Item #38890 Fine head-and-shoulders portrait of the noted American conductor. Signed in full. Alexander SMALLENS.

Fine head-and-shoulders portrait of the noted American conductor. Signed in full

8" x 10", dated "Aug. 3, 1938, Philadelphia, Pa."

With minor annotations in pencil and ink and handstamp of "The New York Times Studio" to verso, along with another handstamp of "Henry Y. Porter" to upper right corner.

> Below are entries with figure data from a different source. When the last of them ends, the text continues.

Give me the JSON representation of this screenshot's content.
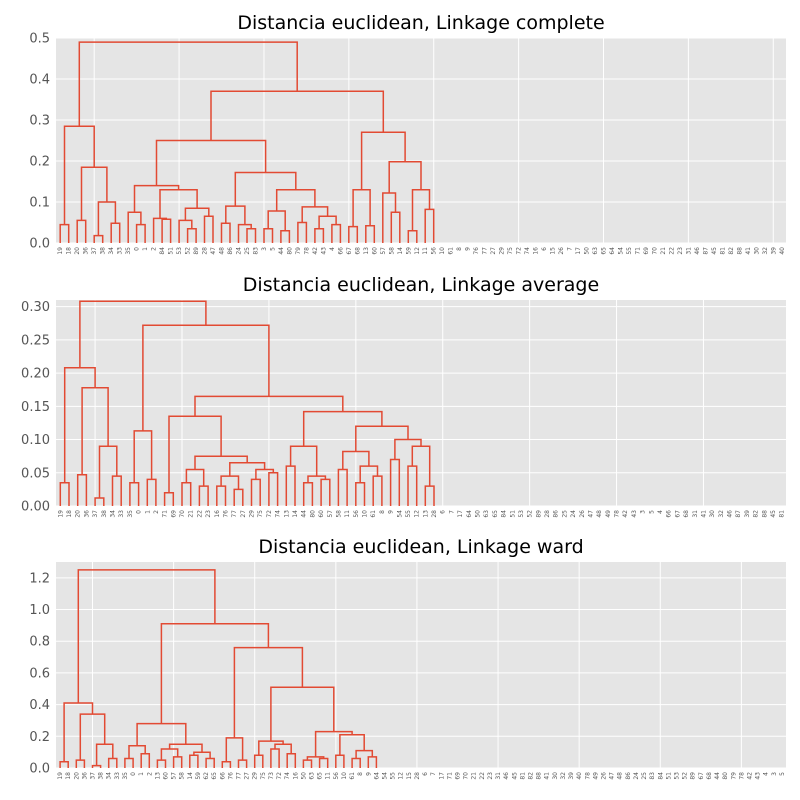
{
  "figure": {
    "background": "#ffffff",
    "axes_facecolor": "#e5e5e5",
    "grid_color": "#ffffff",
    "line_color": "#e24a33"
  },
  "chart_data": [
    {
      "type": "dendrogram",
      "title": "Distancia euclidean, Linkage complete",
      "ylim": [
        0,
        0.5
      ],
      "yticks": [
        "0.0",
        "0.1",
        "0.2",
        "0.3",
        "0.4",
        "0.5"
      ],
      "grid": true,
      "leaves": [
        "19",
        "18",
        "20",
        "36",
        "37",
        "38",
        "34",
        "33",
        "35",
        "0",
        "1",
        "2",
        "84",
        "51",
        "53",
        "52",
        "89",
        "28",
        "47",
        "48",
        "86",
        "24",
        "25",
        "83",
        "3",
        "5",
        "44",
        "80",
        "79",
        "78",
        "42",
        "43",
        "4",
        "66",
        "67",
        "68",
        "13",
        "60",
        "57",
        "58",
        "14",
        "59",
        "12",
        "11",
        "56",
        "10",
        "61",
        "8",
        "9",
        "76",
        "77",
        "27",
        "29",
        "75",
        "72",
        "74",
        "16",
        "6",
        "15",
        "26",
        "7",
        "17",
        "50",
        "63",
        "65",
        "64",
        "54",
        "55",
        "71",
        "69",
        "70",
        "21",
        "22",
        "23",
        "31",
        "46",
        "87",
        "45",
        "81",
        "82",
        "88",
        "41",
        "30",
        "32",
        "39",
        "40"
      ],
      "root": [
        0.49,
        [
          0.285,
          [
            0.045,
            "L",
            "L"
          ],
          [
            0.185,
            [
              0.055,
              "L",
              "L"
            ],
            [
              0.1,
              [
                0.018,
                "L",
                "L"
              ],
              [
                0.048,
                "L",
                "L"
              ]
            ]
          ]
        ],
        [
          0.37,
          [
            0.25,
            [
              0.14,
              [
                0.075,
                "L",
                [
                  0.045,
                  "L",
                  "L"
                ]
              ],
              [
                0.13,
                [
                  0.06,
                  "L",
                  [
                    0.058,
                    "L",
                    "L"
                  ]
                ],
                [
                  0.085,
                  [
                    0.055,
                    "L",
                    [
                      0.035,
                      "L",
                      "L"
                    ]
                  ],
                  [
                    0.065,
                    "L",
                    "L"
                  ]
                ]
              ]
            ],
            [
              0.172,
              [
                0.09,
                [
                  0.048,
                  "L",
                  "L"
                ],
                [
                  0.045,
                  "L",
                  [
                    0.035,
                    "L",
                    "L"
                  ]
                ]
              ],
              [
                0.13,
                [
                  0.078,
                  [
                    0.035,
                    "L",
                    "L"
                  ],
                  [
                    0.03,
                    "L",
                    "L"
                  ]
                ],
                [
                  0.088,
                  [
                    0.05,
                    "L",
                    "L"
                  ],
                  [
                    0.065,
                    [
                      0.035,
                      "L",
                      "L"
                    ],
                    [
                      0.045,
                      "L",
                      "L"
                    ]
                  ]
                ]
              ]
            ]
          ],
          [
            0.27,
            [
              0.13,
              [
                0.04,
                "L",
                "L"
              ],
              [
                0.042,
                "L",
                "L"
              ]
            ],
            [
              0.198,
              [
                0.122,
                "L",
                [
                  0.075,
                  "L",
                  "L"
                ]
              ],
              [
                0.13,
                [
                  0.03,
                  "L",
                  "L"
                ],
                [
                  0.082,
                  "L",
                  "L"
                ]
              ]
            ]
          ]
        ]
      ]
    },
    {
      "type": "dendrogram",
      "title": "Distancia euclidean, Linkage average",
      "ylim": [
        0,
        0.31
      ],
      "yticks": [
        "0.00",
        "0.05",
        "0.10",
        "0.15",
        "0.20",
        "0.25",
        "0.30"
      ],
      "grid": true,
      "leaves": [
        "19",
        "18",
        "20",
        "36",
        "37",
        "38",
        "34",
        "33",
        "35",
        "0",
        "1",
        "2",
        "71",
        "69",
        "70",
        "21",
        "22",
        "23",
        "16",
        "76",
        "77",
        "27",
        "29",
        "75",
        "72",
        "74",
        "13",
        "14",
        "44",
        "80",
        "60",
        "57",
        "58",
        "11",
        "56",
        "10",
        "61",
        "8",
        "9",
        "54",
        "55",
        "12",
        "13",
        "28",
        "6",
        "7",
        "17",
        "64",
        "50",
        "63",
        "65",
        "84",
        "51",
        "53",
        "52",
        "89",
        "28",
        "86",
        "25",
        "24",
        "26",
        "47",
        "48",
        "49",
        "78",
        "42",
        "43",
        "3",
        "5",
        "4",
        "66",
        "67",
        "68",
        "31",
        "41",
        "30",
        "32",
        "46",
        "87",
        "39",
        "82",
        "88",
        "45",
        "81"
      ],
      "root": [
        0.308,
        [
          0.208,
          [
            0.035,
            "L",
            "L"
          ],
          [
            0.178,
            [
              0.047,
              "L",
              "L"
            ],
            [
              0.09,
              [
                0.012,
                "L",
                "L"
              ],
              [
                0.045,
                "L",
                "L"
              ]
            ]
          ]
        ],
        [
          0.272,
          [
            0.113,
            [
              0.035,
              "L",
              "L"
            ],
            [
              0.04,
              "L",
              "L"
            ]
          ],
          [
            0.165,
            [
              0.135,
              [
                0.02,
                "L",
                "L"
              ],
              [
                0.075,
                [
                  0.055,
                  [
                    0.035,
                    "L",
                    "L"
                  ],
                  [
                    0.03,
                    "L",
                    "L"
                  ]
                ],
                [
                  0.065,
                  [
                    0.045,
                    [
                      0.03,
                      "L",
                      "L"
                    ],
                    [
                      0.025,
                      "L",
                      "L"
                    ]
                  ],
                  [
                    0.055,
                    [
                      0.04,
                      "L",
                      "L"
                    ],
                    [
                      0.05,
                      "L",
                      "L"
                    ]
                  ]
                ]
              ]
            ],
            [
              0.142,
              [
                0.09,
                [
                  0.06,
                  "L",
                  "L"
                ],
                [
                  0.045,
                  [
                    0.035,
                    "L",
                    "L"
                  ],
                  [
                    0.04,
                    "L",
                    "L"
                  ]
                ]
              ],
              [
                0.12,
                [
                  0.082,
                  [
                    0.055,
                    "L",
                    "L"
                  ],
                  [
                    0.06,
                    [
                      0.035,
                      "L",
                      "L"
                    ],
                    [
                      0.045,
                      "L",
                      "L"
                    ]
                  ]
                ],
                [
                  0.1,
                  [
                    0.07,
                    "L",
                    "L"
                  ],
                  [
                    0.09,
                    [
                      0.06,
                      "L",
                      "L"
                    ],
                    [
                      0.03,
                      "L",
                      "L"
                    ]
                  ]
                ]
              ]
            ]
          ]
        ]
      ]
    },
    {
      "type": "dendrogram",
      "title": "Distancia euclidean, Linkage ward",
      "ylim": [
        0,
        1.3
      ],
      "yticks": [
        "0.0",
        "0.2",
        "0.4",
        "0.6",
        "0.8",
        "1.0",
        "1.2"
      ],
      "grid": true,
      "leaves": [
        "19",
        "18",
        "20",
        "36",
        "37",
        "38",
        "34",
        "33",
        "35",
        "0",
        "1",
        "2",
        "13",
        "60",
        "57",
        "58",
        "14",
        "59",
        "62",
        "65",
        "66",
        "76",
        "77",
        "27",
        "29",
        "75",
        "73",
        "72",
        "74",
        "16",
        "50",
        "63",
        "65",
        "11",
        "56",
        "10",
        "61",
        "8",
        "9",
        "64",
        "54",
        "55",
        "12",
        "15",
        "28",
        "6",
        "7",
        "17",
        "71",
        "69",
        "70",
        "21",
        "22",
        "23",
        "31",
        "46",
        "45",
        "81",
        "82",
        "88",
        "41",
        "30",
        "32",
        "39",
        "40",
        "78",
        "49",
        "26",
        "47",
        "48",
        "86",
        "24",
        "25",
        "83",
        "84",
        "51",
        "53",
        "52",
        "89",
        "67",
        "68",
        "44",
        "80",
        "79",
        "78",
        "42",
        "43",
        "4",
        "3",
        "5"
      ],
      "root": [
        1.25,
        [
          0.41,
          [
            0.04,
            "L",
            "L"
          ],
          [
            0.34,
            [
              0.05,
              "L",
              "L"
            ],
            [
              0.15,
              [
                0.015,
                "L",
                "L"
              ],
              [
                0.06,
                "L",
                "L"
              ]
            ]
          ]
        ],
        [
          0.91,
          [
            0.28,
            [
              0.14,
              [
                0.06,
                "L",
                "L"
              ],
              [
                0.09,
                "L",
                "L"
              ]
            ],
            [
              0.15,
              [
                0.12,
                [
                  0.05,
                  "L",
                  "L"
                ],
                [
                  0.07,
                  "L",
                  "L"
                ]
              ],
              [
                0.1,
                [
                  0.08,
                  "L",
                  "L"
                ],
                [
                  0.06,
                  "L",
                  "L"
                ]
              ]
            ]
          ],
          [
            0.76,
            [
              0.19,
              [
                0.04,
                "L",
                "L"
              ],
              [
                0.05,
                "L",
                "L"
              ]
            ],
            [
              0.51,
              [
                0.17,
                [
                  0.08,
                  "L",
                  "L"
                ],
                [
                  0.15,
                  [
                    0.12,
                    "L",
                    "L"
                  ],
                  [
                    0.09,
                    "L",
                    "L"
                  ]
                ]
              ],
              [
                0.23,
                [
                  0.07,
                  [
                    0.05,
                    "L",
                    "L"
                  ],
                  [
                    0.06,
                    "L",
                    "L"
                  ]
                ],
                [
                  0.21,
                  [
                    0.08,
                    "L",
                    "L"
                  ],
                  [
                    0.11,
                    [
                      0.06,
                      "L",
                      "L"
                    ],
                    [
                      0.07,
                      "L",
                      "L"
                    ]
                  ]
                ]
              ]
            ]
          ]
        ]
      ]
    }
  ]
}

Smallens, a noted Russian-born American conductor, "studied at the New York Institute of Musical Art and, from 1909, at the Paris Conservatoire, returning to the USA as assistant conductor of the Boston Opera, 1911–14. After two years as conductor of Pavlova’s touring company, including a South American tour, he returned to become conductor of the Chicago Opera, 1919–23 ... His Chicago association began when he replaced Hasselmans as conductor for the première of De Koven’s Rip Van Winkle, and he also gave the première of Prokofiev’s The Love for Three Oranges at Chicago in 1921. He was musical director of the Philadelphia Civic Opera, 1924–31, where he gave the American premières of Strauss’s Feuersnot in 1927 and Ariadne auf Naxos in 1928, and was also assistant conductor of the Philadelphia Orchestra, 1927–34. Later he moved towards a lighter repertory, conducting the première of Gershwin’s Porgy and Bess at Boston in 1935 ..." Bernard Jacobson in Grove Music Online.